Nadie se imaginaba que una tragedia de ese tipo podría ocurrir allí. Pero a la hora de las causas, vienen los problemas. Unos llaman a discutir las razones por las cuales se producen masacres como estas; otros, más conformistas, afirman que el mundo es como es, y que fenómenos de ese tipo resultan incontrolables e inevitables, una manera de internalizar la cultura de la violencia. Y, con ello, a veces sobreviene un sofisma propio de la Asociación Nacional del Rifle: no son las armas las que matan sino los individuos.
Por solo aludir al pasado más reciente, en febrero en Parkland, Florida, un estudiante mató a tiro limpio con un fusil semiautomático a 17 jóvenes en una escuela; poco después desde el hotel Mandalay Bay, en Las Vegas, un tirador con motivaciones todavía no muy claras ametralló a los asistentes a un concierto de música country, con un saldo de 58 personas muertas y 851 heridas; antes, en Orlando, se produjo un baño de sangre en una discoteca gay, con 49 fallecidos…
Esta matanza de Pittsburgh, a la que aludí al inicio es otro crimen de odio. El país no se había recuperado del impacto de un trumpista enviando bombas por correo a miembros del liderazgo demócrata, frecuentemente aludidos/satanizados en discursos y tuits del Presidente, cuando Robert Bowers, de 54 años, irrumpió en la sinagoga Árbol de la Vida para diseminar su mensaje de fuego y muerte, esta vez sobre once personas de la tercera edad que asistían al servicio. “Muerte a los judíos” –era el mantra zumbando en su cabeza.
Sospechoso de masacre en Pittsburgh: “todos los judíos debían morir”
Pero como todo asesino, necesitaba legitimar la acción con uno o varios pretextos. En su cuenta de Gab.com, uno de los sitios más concurridos de la llamada alt-right, afirmó que los judíos estaban ayudando a transportar a miembros de la caravana de emigrantes centroamericanos proveniente de Honduras, una verdadera obsesión en estos tiempos de xenofobia y rechazo al otro, en especial (pero no solo) en los sectores más radicales del conservadurismo, nostálgicos de unos Estados Unidos que el viento se llevó.

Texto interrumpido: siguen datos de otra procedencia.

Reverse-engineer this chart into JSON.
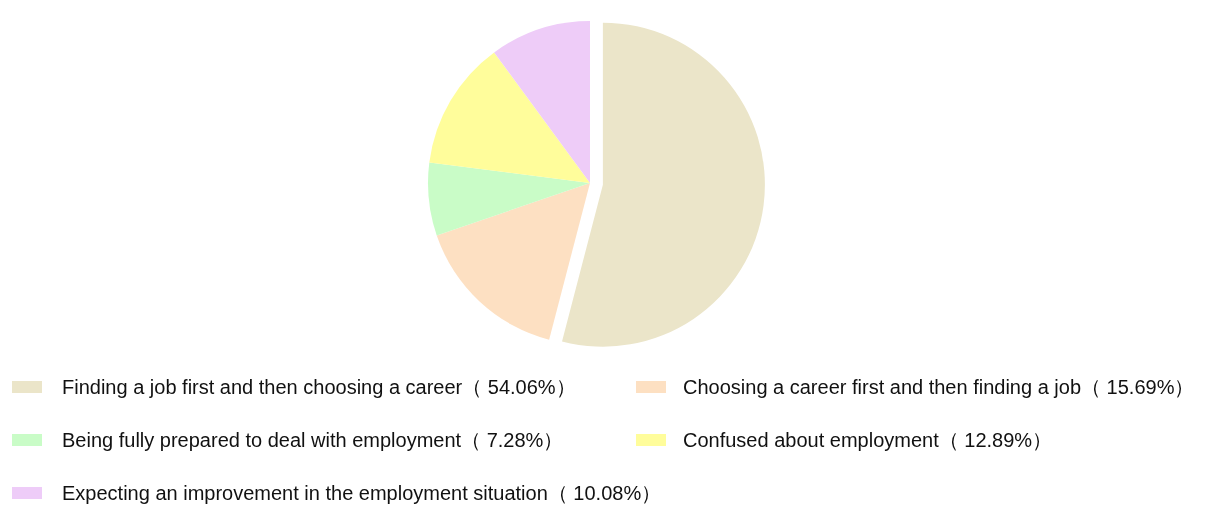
{
  "chart_data": {
    "type": "pie",
    "legend": "bottom",
    "categories": [
      "Finding a job first and then choosing a career",
      "Choosing a career first and then finding a job",
      "Being fully prepared to deal with employment",
      "Confused about employment",
      "Expecting an improvement in the employment situation"
    ],
    "values": [
      54.06,
      15.69,
      7.28,
      12.89,
      10.08
    ],
    "value_labels": [
      "（ 54.06%）",
      "（ 15.69%）",
      "（ 7.28%）",
      "（ 12.89%）",
      "（ 10.08%）"
    ],
    "colors": [
      "#ebe5c9",
      "#fde0c2",
      "#c9fcc7",
      "#fffd9b",
      "#eeccf8"
    ]
  }
}
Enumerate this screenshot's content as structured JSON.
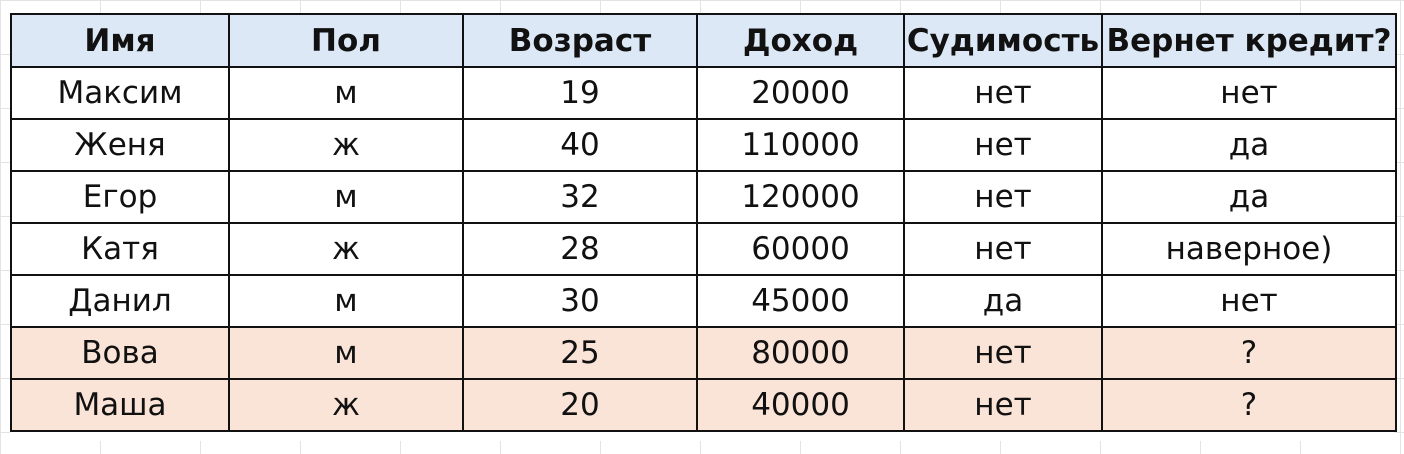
{
  "table": {
    "headers": [
      "Имя",
      "Пол",
      "Возраст",
      "Доход",
      "Судимость",
      "Вернет кредит?"
    ],
    "rows": [
      {
        "name": "Максим",
        "sex": "м",
        "age": "19",
        "income": "20000",
        "conviction": "нет",
        "repay": "нет",
        "highlight": false
      },
      {
        "name": "Женя",
        "sex": "ж",
        "age": "40",
        "income": "110000",
        "conviction": "нет",
        "repay": "да",
        "highlight": false
      },
      {
        "name": "Егор",
        "sex": "м",
        "age": "32",
        "income": "120000",
        "conviction": "нет",
        "repay": "да",
        "highlight": false
      },
      {
        "name": "Катя",
        "sex": "ж",
        "age": "28",
        "income": "60000",
        "conviction": "нет",
        "repay": "наверное)",
        "highlight": false
      },
      {
        "name": "Данил",
        "sex": "м",
        "age": "30",
        "income": "45000",
        "conviction": "да",
        "repay": "нет",
        "highlight": false
      },
      {
        "name": "Вова",
        "sex": "м",
        "age": "25",
        "income": "80000",
        "conviction": "нет",
        "repay": "?",
        "highlight": true
      },
      {
        "name": "Маша",
        "sex": "ж",
        "age": "20",
        "income": "40000",
        "conviction": "нет",
        "repay": "?",
        "highlight": true
      }
    ]
  },
  "colors": {
    "header_bg": "#dde8f6",
    "highlight_bg": "#fae3d7",
    "border": "#111111",
    "text": "#111111"
  }
}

Evidentemente el antisemitismo, ese que siempre ha estado ahí, ha venido experimentando de un tiempo a esta parte un inusitado auge como resultado de la acción de grupos nacionalistas blancos, nativistas, neofascistas y de la derecha alternativa, que perciben en el trumpismo una suerte de tierra de promisión. El mitin Unite the Right en Charlottesville, Virginia, en agosto de 2017, no fue en realidad sobre la protección de una estatua del general sureño Robert E. Lee, sino un plante en siete y media sobre la legitimidad de la cultura y la supremacía blancas, y una defensa del legado racista de la Confederación.
Igualmente, un acto pletórico de racismo anti-negro, pero también de antisemitismo. Los manifestantes exhibieron suásticas y gritaron consignas tipo “Sangre y Suelo” (soil and blood), extraída de la mismísima ideología nazi. “Esta ciudad está dirigida por comunistas judíos y negros criminales”, le dijo uno a un periodista en plena luz del día. Sitios webs nazis llamaron entonces a quemar una sinagoga. “Los judíos no nos reemplazarán”, gritaban enardecidos, antorchas en manos.

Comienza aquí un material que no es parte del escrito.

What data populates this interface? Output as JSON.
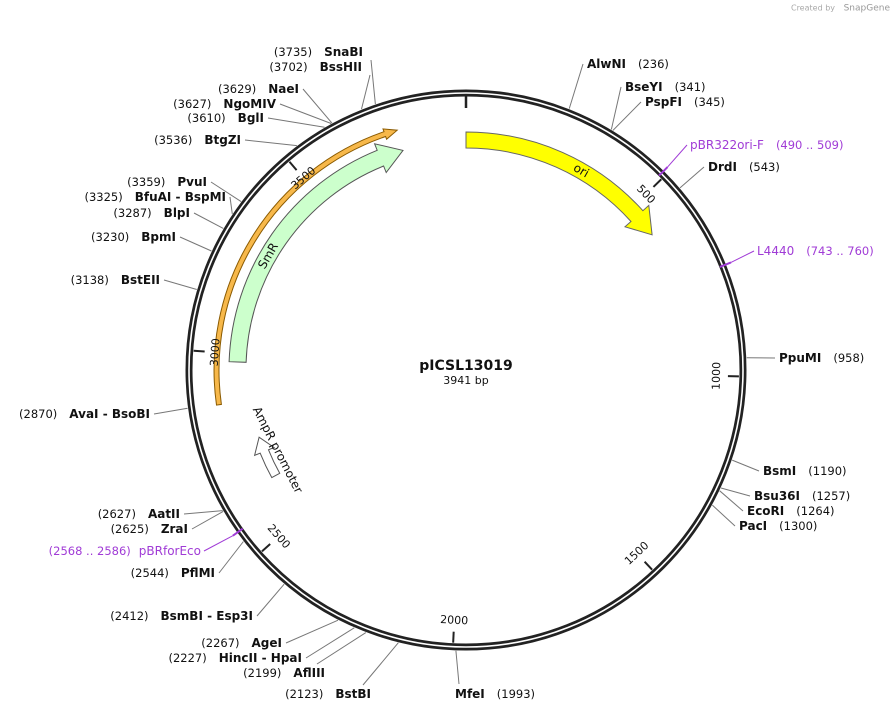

Antes, en una reunión en Washington DC del Instituto de Política Nacional, “una organización independiente dedicada al patrimonio, la identidad, y futuro de las personas de ascendencia europea en los Estados Unidos y el mundo”, se había producido un suceso para muchos desconcertante. El nacionalista blanco y presidente de ese abominable think tank, Richard Spencer, se dirigió a los participantes de la siguiente forma: “¡Salve Trump, saluda a nuestro pueblo, saluda la victoria!”.
Ayer fue noche de Halloween. Robert Boers fue instruido de 44 cargos, incluyendo crímenes de odio por religión. Muchos norteamericanos la encararon en jardines y patios con una pregunta incómoda, en realidad un zumbido, acerca del destino de los huevos de la serpiente.
“La semana pasada, las fuerzas del odio han aterrorizado tres veces a nuestros compatriotas estadounidenses por sus creencias políticas, el color de su piel o su religión”, dijo el ex vicepresidente Joe Biden. “Esto no es lo que somos. Necesitamos reconocer que las palabras importan. Las palabras importan”.